Page MenuHomePhabricator

Explore ingress filtering for Lift Wing
Closed, ResolvedPublic

Description

For LW, even if we get filtering-by-UA and similar functionality from the API GW, we should examine the same functionality in the context of our own Istio ingress

Related Objects

StatusSubtypeAssignedTask
ResolvedNone
Resolvedklausman
Resolvedelukey

Event Timeline

Removing assignee so we can prioritize/schedule the task during the next grooming.

Very interesting explanation: https://learncloudnative.com/blog/2022-09-08-ratelimit-istio

I tested the local rate limit in staging briefly, and it seems working nicely. The main drawback is that it is a coarse filter (for example, it is difficult to tune the limit only for connections with UA XYZ and header A matching "batman") but it gives us a basic high level protection (for example, rate limit if the number of requests is higher than X/s or X/min etc..).
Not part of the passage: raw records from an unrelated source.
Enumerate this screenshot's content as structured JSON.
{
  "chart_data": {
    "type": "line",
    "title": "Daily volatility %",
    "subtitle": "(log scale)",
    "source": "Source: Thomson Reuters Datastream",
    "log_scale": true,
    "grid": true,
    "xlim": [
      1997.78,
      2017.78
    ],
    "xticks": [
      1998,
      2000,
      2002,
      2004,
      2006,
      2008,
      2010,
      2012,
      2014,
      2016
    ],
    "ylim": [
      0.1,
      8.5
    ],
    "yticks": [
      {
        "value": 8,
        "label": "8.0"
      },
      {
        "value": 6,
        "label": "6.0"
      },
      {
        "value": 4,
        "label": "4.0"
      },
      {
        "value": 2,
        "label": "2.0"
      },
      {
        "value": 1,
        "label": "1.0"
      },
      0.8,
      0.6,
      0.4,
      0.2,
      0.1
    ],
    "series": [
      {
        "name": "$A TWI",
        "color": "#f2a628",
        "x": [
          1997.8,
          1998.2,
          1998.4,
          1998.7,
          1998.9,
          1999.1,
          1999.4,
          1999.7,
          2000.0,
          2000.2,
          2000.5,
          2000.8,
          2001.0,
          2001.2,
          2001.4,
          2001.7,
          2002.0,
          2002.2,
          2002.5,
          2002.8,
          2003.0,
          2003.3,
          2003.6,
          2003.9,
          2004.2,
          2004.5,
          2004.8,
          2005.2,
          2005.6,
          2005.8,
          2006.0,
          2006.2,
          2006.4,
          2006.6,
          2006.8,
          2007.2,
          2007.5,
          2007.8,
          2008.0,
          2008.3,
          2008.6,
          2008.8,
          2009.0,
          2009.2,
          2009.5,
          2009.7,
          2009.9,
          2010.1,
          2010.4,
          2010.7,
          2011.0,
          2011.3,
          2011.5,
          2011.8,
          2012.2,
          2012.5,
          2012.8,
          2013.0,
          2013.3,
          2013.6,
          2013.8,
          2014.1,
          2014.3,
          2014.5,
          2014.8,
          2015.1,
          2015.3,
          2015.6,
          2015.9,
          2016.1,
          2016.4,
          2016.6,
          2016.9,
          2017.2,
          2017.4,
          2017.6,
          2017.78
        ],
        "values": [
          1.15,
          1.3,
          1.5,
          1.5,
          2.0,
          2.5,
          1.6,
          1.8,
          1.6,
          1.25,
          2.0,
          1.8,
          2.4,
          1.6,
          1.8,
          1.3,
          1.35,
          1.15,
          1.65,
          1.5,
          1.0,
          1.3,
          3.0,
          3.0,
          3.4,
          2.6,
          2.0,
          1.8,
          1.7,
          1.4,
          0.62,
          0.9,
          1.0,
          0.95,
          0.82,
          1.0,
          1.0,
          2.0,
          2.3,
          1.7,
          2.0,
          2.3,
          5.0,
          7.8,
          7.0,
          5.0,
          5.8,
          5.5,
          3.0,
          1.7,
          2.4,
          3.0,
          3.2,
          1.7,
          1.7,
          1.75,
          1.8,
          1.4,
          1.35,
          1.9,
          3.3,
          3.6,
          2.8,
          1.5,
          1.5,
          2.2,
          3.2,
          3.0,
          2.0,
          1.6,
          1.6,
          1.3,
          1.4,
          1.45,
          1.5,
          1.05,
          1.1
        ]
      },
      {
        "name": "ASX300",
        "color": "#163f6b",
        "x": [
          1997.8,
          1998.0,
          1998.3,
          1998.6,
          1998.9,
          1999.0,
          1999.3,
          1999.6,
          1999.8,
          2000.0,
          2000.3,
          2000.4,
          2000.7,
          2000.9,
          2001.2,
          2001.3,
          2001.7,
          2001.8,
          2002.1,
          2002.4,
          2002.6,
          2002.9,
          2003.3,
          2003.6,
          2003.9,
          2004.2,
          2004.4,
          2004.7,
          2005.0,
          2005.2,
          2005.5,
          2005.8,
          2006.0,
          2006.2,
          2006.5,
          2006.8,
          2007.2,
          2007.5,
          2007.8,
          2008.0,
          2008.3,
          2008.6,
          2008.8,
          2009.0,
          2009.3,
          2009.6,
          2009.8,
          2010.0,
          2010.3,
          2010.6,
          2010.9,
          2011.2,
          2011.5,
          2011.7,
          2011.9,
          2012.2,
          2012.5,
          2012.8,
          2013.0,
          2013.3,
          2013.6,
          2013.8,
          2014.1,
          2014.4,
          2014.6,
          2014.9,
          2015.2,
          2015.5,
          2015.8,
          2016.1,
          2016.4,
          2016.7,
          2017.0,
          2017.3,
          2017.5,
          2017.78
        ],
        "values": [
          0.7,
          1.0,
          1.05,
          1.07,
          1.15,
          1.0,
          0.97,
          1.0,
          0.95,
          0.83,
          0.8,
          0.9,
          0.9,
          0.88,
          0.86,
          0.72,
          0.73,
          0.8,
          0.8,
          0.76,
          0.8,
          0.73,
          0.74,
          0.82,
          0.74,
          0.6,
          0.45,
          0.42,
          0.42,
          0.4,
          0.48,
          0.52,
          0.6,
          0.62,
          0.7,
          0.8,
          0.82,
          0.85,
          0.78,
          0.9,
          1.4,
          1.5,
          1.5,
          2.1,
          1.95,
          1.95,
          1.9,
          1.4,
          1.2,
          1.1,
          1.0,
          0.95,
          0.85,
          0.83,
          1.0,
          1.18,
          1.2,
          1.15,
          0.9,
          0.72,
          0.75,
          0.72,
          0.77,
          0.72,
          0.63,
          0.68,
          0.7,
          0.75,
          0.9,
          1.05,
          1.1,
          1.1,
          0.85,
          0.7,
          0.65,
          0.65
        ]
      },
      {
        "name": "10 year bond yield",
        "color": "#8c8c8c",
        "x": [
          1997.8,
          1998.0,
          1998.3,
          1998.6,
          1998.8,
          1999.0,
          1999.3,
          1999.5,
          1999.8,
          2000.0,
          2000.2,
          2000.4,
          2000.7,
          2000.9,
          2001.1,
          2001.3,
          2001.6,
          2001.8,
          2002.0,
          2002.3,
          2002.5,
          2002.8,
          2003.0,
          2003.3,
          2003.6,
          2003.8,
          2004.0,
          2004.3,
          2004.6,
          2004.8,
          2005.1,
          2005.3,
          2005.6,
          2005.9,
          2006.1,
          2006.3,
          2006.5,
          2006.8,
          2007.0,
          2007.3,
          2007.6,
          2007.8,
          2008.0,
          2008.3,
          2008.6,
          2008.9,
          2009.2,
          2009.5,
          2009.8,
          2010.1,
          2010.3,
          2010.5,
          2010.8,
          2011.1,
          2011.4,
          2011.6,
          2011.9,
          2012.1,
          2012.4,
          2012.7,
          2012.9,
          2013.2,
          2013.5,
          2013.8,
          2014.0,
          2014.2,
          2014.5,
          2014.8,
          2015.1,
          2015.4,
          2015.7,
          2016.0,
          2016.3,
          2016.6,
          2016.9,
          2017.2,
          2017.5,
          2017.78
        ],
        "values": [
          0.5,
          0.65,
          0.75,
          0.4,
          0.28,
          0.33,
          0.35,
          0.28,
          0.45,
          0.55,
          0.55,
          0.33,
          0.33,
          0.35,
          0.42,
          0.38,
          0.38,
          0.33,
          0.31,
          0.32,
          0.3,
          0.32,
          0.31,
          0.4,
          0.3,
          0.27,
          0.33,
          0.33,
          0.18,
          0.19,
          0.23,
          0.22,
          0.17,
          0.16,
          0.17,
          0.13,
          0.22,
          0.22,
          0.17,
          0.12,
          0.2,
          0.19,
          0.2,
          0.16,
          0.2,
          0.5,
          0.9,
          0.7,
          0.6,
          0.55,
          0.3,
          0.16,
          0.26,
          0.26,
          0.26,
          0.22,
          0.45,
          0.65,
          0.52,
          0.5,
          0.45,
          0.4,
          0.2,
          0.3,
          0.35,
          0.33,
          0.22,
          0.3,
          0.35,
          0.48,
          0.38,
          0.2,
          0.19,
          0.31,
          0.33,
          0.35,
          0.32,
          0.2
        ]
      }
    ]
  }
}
The following has been tested in staging with various thresholds (100 rps, 50 rps, etc..) and it worked fine:

apiVersion: networking.istio.io/v1alpha3
kind: EnvoyFilter
metadata:
  name: filter-local-ratelimit-svc
  namespace: istio-system
spec:
  workloadSelector:
    labels:
      app-wmf: kserve-inference
  configPatches:
    - applyTo: HTTP_FILTER
      match:
        context: SIDECAR_INBOUND
        listener:
          filterChain:
            filter:
              name: "envoy.filters.network.http_connection_manager"
      patch:
        operation: INSERT_BEFORE
        value:
          name: envoy.filters.http.local_ratelimit
          typed_config:
            "@type": type.googleapis.com/udpa.type.v1.TypedStruct
            type_url: type.googleapis.com/envoy.extensions.filters.http.local_ratelimit.v3.LocalRateLimit
            value:
              stat_prefix: http_local_rate_limiter
              token_bucket:
                max_tokens: 100
                tokens_per_fill: 100
                fill_interval: 1s
              filter_enabled:
                runtime_key: local_rate_limit_enabled
                default_value:
                  numerator: 100
                  denominator: HUNDRED
              filter_enforced:
                runtime_key: local_rate_limit_enforced
                default_value:
                  numerator: 100
                  denominator: HUNDRED
              response_headers_to_add:
                - append: false
                  header:
                    key: x-local-rate-limit
                    value: 'true'

The other main caveat is that this is a per-pod rate limit, not a global one. So the rps threshold set is related to what every pod can sustain (even better for us in my opinion).

I'd avoid the global rate limit for the moment, it needs an extra Redis support and it doesn't really give us a lot more than the local rate limit.

@klausman lemme know if the above makes sense, already applied manually in staging. If so I'll test metrics (they need to be whitelisted) and I'll add a simple template for it in deployment-charts.

Change 860925 had a related patch set uploaded (by Elukey; author: Elukey):

[operations/deployment-charts@master] Add basic rate-limit capabilities to ML clusters

https://gerrit.wikimedia.org/r/860925

Tested also metrics:

elukey@ml-staging2002:~$ sudo nsenter -t 1653602 -n curl -s localhost:15000/stats/prometheus | grep rate_limit
# TYPE envoy_http_local_rate_limiter_http_local_rate_limit_enabled counter
envoy_http_local_rate_limiter_http_local_rate_limit_enabled{} 292
# TYPE envoy_http_local_rate_limiter_http_local_rate_limit_enforced counter
envoy_http_local_rate_limiter_http_local_rate_limit_enforced{} 0
# TYPE envoy_http_local_rate_limiter_http_local_rate_limit_ok counter
envoy_http_local_rate_limiter_http_local_rate_limit_ok{} 292
# TYPE envoy_http_local_rate_limiter_http_local_rate_limit_rate_limited counter
envoy_http_local_rate_limiter_http_local_rate_limit_rate_limited{} 0

The only sad thing is that we need to kill/respawn pods get the envoy config updated :(

Change 860925 merged by Elukey:

[operations/deployment-charts@master] Add basic rate-limit capabilities to ML clusters

https://gerrit.wikimedia.org/r/860925

Deployed rate limits and new istio configs for showing up their metrics. The only downside is that the new metrics require a restart of all the pods, so for the moment let's wait for another broad deployment since it is not really urgent.

Next steps:

  • wait for a complete roll restart of pods (a broad deployment of isvcs is fine)
  • check new metrics in Thanos and add them to the istio dashboard.

Added the rate limits panel to Grafana, the task should now be done!